# www.southerngardenscents



## KSL (Oct 5, 2009)

Anyone purchased FO's and flavor oils from them?
For bodycare and M&P soaps?

Are they good?  Long lasting?  

Thanks in advance  :wink:


----------



## TessC (Oct 5, 2009)

I've never purchased flavor oils, and the FOs I've bought have all been for CP so I can't answer your specific questions, but I _can_ give my general experiences with them as a supplier.

My orders from SGS have always been shipped seriously fast, packed well, good quality, and 100% accurate. The FO's I've ordered have been strong and true to their descriptions, and I wouldn't hesitate to order from them again.


----------



## carebear (Oct 5, 2009)

You may find more information if you search on "Tony's" as the company has changed its name.

I've only purchased for CP but am very happy with what I have.
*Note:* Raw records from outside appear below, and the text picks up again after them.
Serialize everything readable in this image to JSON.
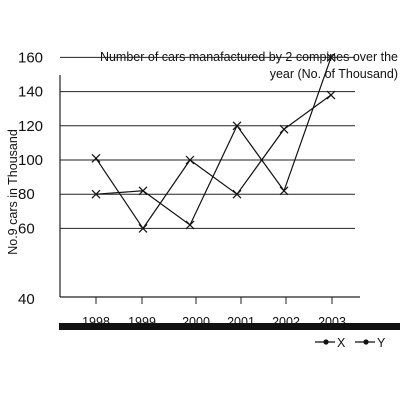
{
  "chart_data": {
    "type": "line",
    "title_lines": [
      "Number of cars manafactured by 2 compines over the",
      "year (No. of Thousand)"
    ],
    "xlabel": "",
    "ylabel": "No.9 cars in Thousand",
    "ylim": [
      40,
      170
    ],
    "yticks": [
      40,
      60,
      80,
      100,
      120,
      140,
      160
    ],
    "categories": [
      "1998",
      "1999",
      "2000",
      "2001",
      "2002",
      "2003"
    ],
    "grid": "horizontal",
    "legend_position": "bottom-right",
    "series": [
      {
        "name": "X",
        "points": [
          [
            1998,
            80
          ],
          [
            1999,
            82
          ],
          [
            2000,
            62
          ],
          [
            2001,
            120
          ],
          [
            2002,
            82
          ],
          [
            2003,
            160
          ]
        ]
      },
      {
        "name": "Y",
        "points": [
          [
            1998,
            101
          ],
          [
            1999,
            60
          ],
          [
            2000,
            100
          ],
          [
            2001,
            80
          ],
          [
            2002,
            118
          ],
          [
            2003,
            138
          ]
        ]
      }
    ]
  }
}
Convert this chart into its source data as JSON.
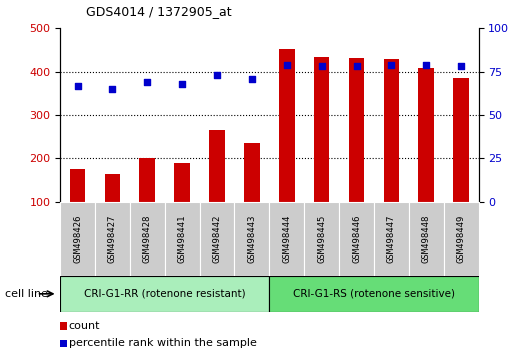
{
  "title": "GDS4014 / 1372905_at",
  "samples": [
    "GSM498426",
    "GSM498427",
    "GSM498428",
    "GSM498441",
    "GSM498442",
    "GSM498443",
    "GSM498444",
    "GSM498445",
    "GSM498446",
    "GSM498447",
    "GSM498448",
    "GSM498449"
  ],
  "counts": [
    175,
    163,
    201,
    190,
    265,
    235,
    452,
    435,
    432,
    430,
    408,
    385
  ],
  "percentile_ranks": [
    67,
    65,
    69,
    68,
    73,
    71,
    79,
    78,
    78,
    79,
    79,
    78
  ],
  "group1_label": "CRI-G1-RR (rotenone resistant)",
  "group2_label": "CRI-G1-RS (rotenone sensitive)",
  "group1_count": 6,
  "group2_count": 6,
  "bar_color": "#cc0000",
  "dot_color": "#0000cc",
  "group1_bg": "#aaeebb",
  "group2_bg": "#66dd77",
  "tick_bg": "#cccccc",
  "ylim_left": [
    100,
    500
  ],
  "ylim_right": [
    0,
    100
  ],
  "yticks_left": [
    100,
    200,
    300,
    400,
    500
  ],
  "yticks_right": [
    0,
    25,
    50,
    75,
    100
  ],
  "grid_lines": [
    200,
    300,
    400
  ],
  "legend_count_label": "count",
  "legend_pct_label": "percentile rank within the sample",
  "cell_line_label": "cell line",
  "bar_width": 0.45,
  "fig_width": 5.23,
  "fig_height": 3.54
}
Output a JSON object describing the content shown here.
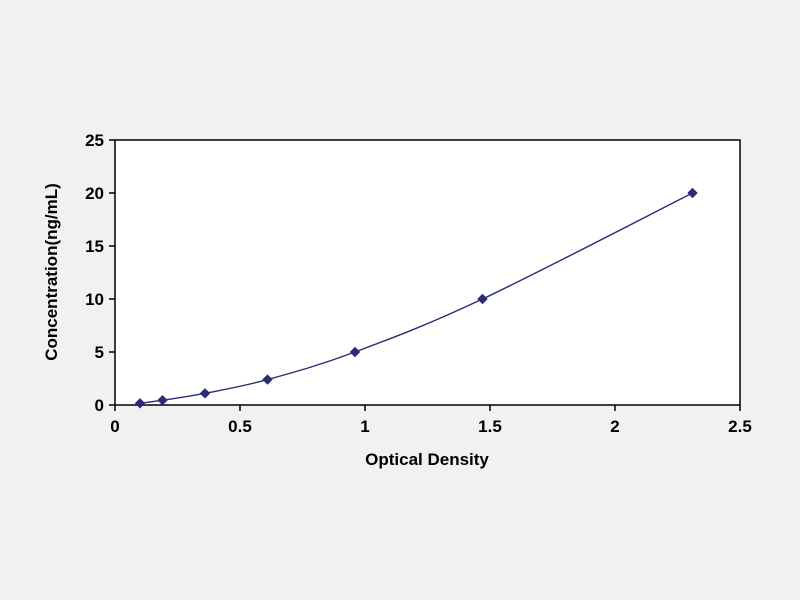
{
  "chart_data": {
    "type": "line",
    "title": "",
    "xlabel": "Optical Density",
    "ylabel": "Concentration(ng/mL)",
    "x": [
      0.1,
      0.19,
      0.36,
      0.61,
      0.96,
      1.47,
      2.31
    ],
    "y": [
      0.16,
      0.45,
      1.1,
      2.4,
      5,
      10,
      20
    ],
    "xlim": [
      0,
      2.5
    ],
    "ylim": [
      0,
      25
    ],
    "x_ticks": [
      "0",
      "0.5",
      "1",
      "1.5",
      "2",
      "2.5"
    ],
    "x_tick_values": [
      0,
      0.5,
      1,
      1.5,
      2,
      2.5
    ],
    "y_ticks": [
      "0",
      "5",
      "10",
      "15",
      "20",
      "25"
    ],
    "y_tick_values": [
      0,
      5,
      10,
      15,
      20,
      25
    ],
    "grid": false,
    "legend": "none",
    "marker": "diamond",
    "line_color": "#2b2b78"
  },
  "colors": {
    "background": "#f2f1f1",
    "plot_background": "#ffffff",
    "axis": "#000000"
  }
}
Top notch FOs (haven't tried their flavor stuff) and well packed (in glass, last time I purchased but it's been a while).  Strong so more of a value than it might seem - they are still pricy though.


----------



## KSL (Oct 5, 2009)

Thanks for the feedback so far.. if anyone has experience with use in MP and/or use of thier flavor oils ~ or recommendations for flavour oils... I'm looking for a nice coconut one.  I tried one coconut flavor and it doesn't smell like coconut at all.. it faded right into the blend and now I have a whole whack of lip balms that are useless!

I am cringing at the thought of trying to clean out the tubes and re-use them..... seems like way too much work... but then throwing them out seems like such a waste too!


----------